First performed almost three years ago, ``Shatterhand Massacree - Riderless Horse'' was devised before those productions.

By presenting its first major New York engagement now, as the opening attraction in the Kitchen's new season, Jesurun has chosen to reaffirm his fascination with live theater unenhanced by cinematic or electronic effects. This doesn't mean he's backing away from his experimental approach to stagecraft, though. His verbal, visual, and directorial ideas are at their most adventurous during the course of this brief evening.

The story takes its cue from at least three sources. One is the myth of ``wild children'' lost by their parents and raised by animals during the American pioneer days. Another, used playfully, is the Alfred Hitchcock tradition of movie suspense. The third is Jesurun's view of Western civilization as a precariously glued-together affair perched on the barely buried bones of past chaos and injustice.

Two of the main characters are long-missing family members who return home, where they're accused of being wolves and participating in attacks on human beings.
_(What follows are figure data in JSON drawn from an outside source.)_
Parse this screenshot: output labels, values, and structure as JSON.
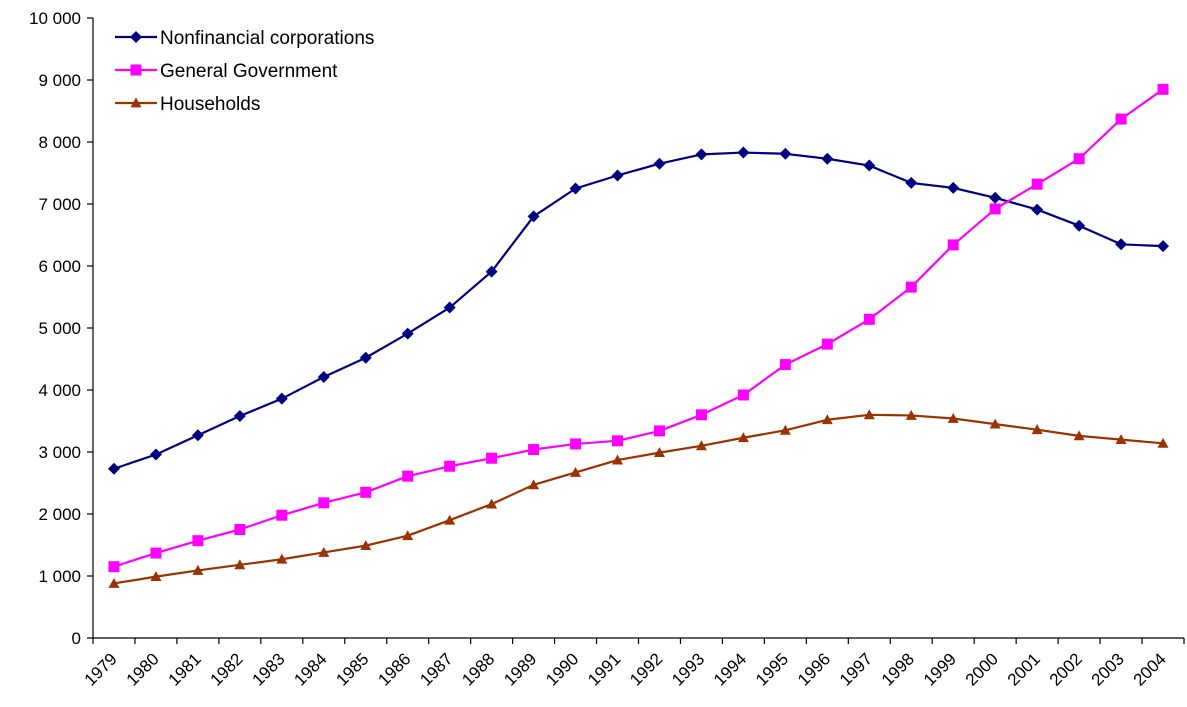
{
  "chart_data": {
    "type": "line",
    "title": "",
    "xlabel": "",
    "ylabel": "",
    "ylim": [
      0,
      10000
    ],
    "yticks": [
      0,
      1000,
      2000,
      3000,
      4000,
      5000,
      6000,
      7000,
      8000,
      9000,
      10000
    ],
    "ytick_labels": [
      "0",
      "1 000",
      "2 000",
      "3 000",
      "4 000",
      "5 000",
      "6 000",
      "7 000",
      "8 000",
      "9 000",
      "10 000"
    ],
    "categories": [
      "1979",
      "1980",
      "1981",
      "1982",
      "1983",
      "1984",
      "1985",
      "1986",
      "1987",
      "1988",
      "1989",
      "1990",
      "1991",
      "1992",
      "1993",
      "1994",
      "1995",
      "1996",
      "1997",
      "1998",
      "1999",
      "2000",
      "2001",
      "2002",
      "2003",
      "2004"
    ],
    "grid": false,
    "legend_position": "top-left",
    "series": [
      {
        "name": "Nonfinancial corporations",
        "color": "#000080",
        "marker": "diamond",
        "values": [
          2730,
          2960,
          3270,
          3580,
          3860,
          4210,
          4520,
          4910,
          5330,
          5910,
          6800,
          7250,
          7460,
          7650,
          7800,
          7830,
          7810,
          7730,
          7620,
          7340,
          7260,
          7100,
          6910,
          6650,
          6350,
          6320
        ]
      },
      {
        "name": "General Government",
        "color": "#FF00FF",
        "marker": "square",
        "values": [
          1150,
          1370,
          1570,
          1750,
          1980,
          2180,
          2350,
          2610,
          2770,
          2900,
          3040,
          3130,
          3180,
          3340,
          3600,
          3920,
          4410,
          4740,
          5140,
          5660,
          6340,
          6920,
          7320,
          7730,
          8370,
          8850
        ]
      },
      {
        "name": "Households",
        "color": "#993300",
        "marker": "triangle",
        "values": [
          880,
          990,
          1090,
          1180,
          1270,
          1380,
          1490,
          1650,
          1900,
          2160,
          2470,
          2670,
          2870,
          2990,
          3100,
          3230,
          3350,
          3520,
          3600,
          3590,
          3540,
          3450,
          3360,
          3260,
          3200,
          3140
        ]
      }
    ]
  }
}
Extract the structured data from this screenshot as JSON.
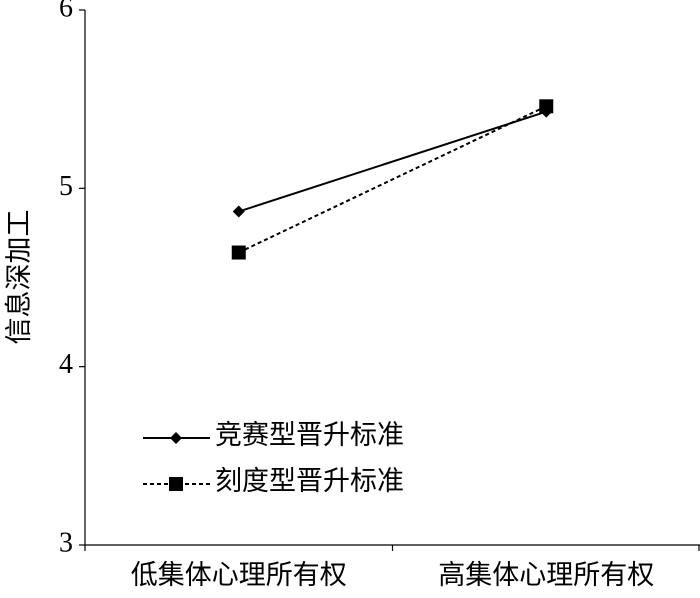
{
  "chart_data": {
    "type": "line",
    "y_label": "信息深加工",
    "categories": [
      "低集体心理所有权",
      "高集体心理所有权"
    ],
    "series": [
      {
        "name": "竞赛型晋升标准",
        "color": "#000000",
        "marker": "diamond",
        "dash": "solid",
        "values": [
          4.87,
          5.43
        ]
      },
      {
        "name": "刻度型晋升标准",
        "color": "#000000",
        "marker": "square",
        "dash": "dashed",
        "values": [
          4.64,
          5.46
        ]
      }
    ],
    "ylim": [
      3,
      6
    ],
    "yticks": [
      3,
      4,
      5,
      6
    ],
    "grid": false
  }
}
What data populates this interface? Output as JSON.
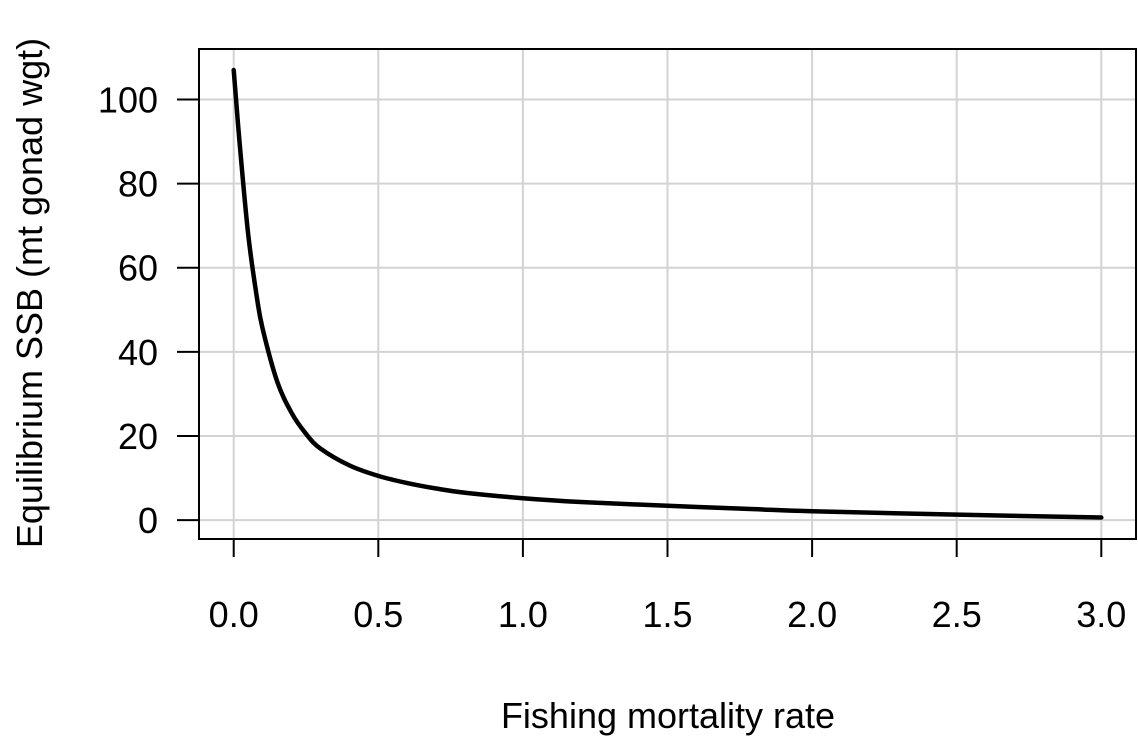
{
  "colors": {
    "grid": "#d3d3d3",
    "line": "#000000",
    "axis": "#000000",
    "background": "#ffffff"
  },
  "chart_data": {
    "type": "line",
    "title": "",
    "xlabel": "Fishing mortality rate",
    "ylabel": "Equilibrium SSB (mt gonad wgt)",
    "xlim": [
      -0.12,
      3.12
    ],
    "ylim": [
      -4.5,
      112
    ],
    "x_ticks": [
      0.0,
      0.5,
      1.0,
      1.5,
      2.0,
      2.5,
      3.0
    ],
    "x_tick_labels": [
      "0.0",
      "0.5",
      "1.0",
      "1.5",
      "2.0",
      "2.5",
      "3.0"
    ],
    "y_ticks": [
      0,
      20,
      40,
      60,
      80,
      100
    ],
    "y_tick_labels": [
      "0",
      "20",
      "40",
      "60",
      "80",
      "100"
    ],
    "grid": true,
    "legend": "none",
    "series": [
      {
        "x": [
          0.0,
          0.02,
          0.05,
          0.08,
          0.1,
          0.15,
          0.2,
          0.25,
          0.3,
          0.4,
          0.5,
          0.6,
          0.7,
          0.8,
          1.0,
          1.2,
          1.5,
          1.8,
          2.0,
          2.5,
          3.0
        ],
        "values": [
          107,
          90,
          68,
          53,
          45.5,
          33,
          25.5,
          20.5,
          17,
          13,
          10.5,
          8.8,
          7.5,
          6.5,
          5.2,
          4.3,
          3.4,
          2.6,
          2.1,
          1.3,
          0.6
        ]
      }
    ]
  }
}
In a dreamlike and very Jesurun-like way, these wolves look like people and claim to be people, yet their behavior often sounds like that of birds or fish when it's discussed. All this suggests that they're not real creatures, but reflections of what Jesurun sees as a sadly confused and fearful American consciousness.

Sometimes facing each other across a bare table, other times pacing ferally about the starkly lit stage, the ``wolves'' and their accusers fling words and gestures at each other with a force that gains in savagery as the evening progresses.

Even when the dialogue is laugh-out-loud funny, it's impossible to lose sight of Jesurun's acerbic attitude toward human nature. This is tempered, however, by the possibility of redemption that he apparently sees in the family's capacity for regeneration - and in the capacity of his own words to restructure myth and meaning in newly revealing ways.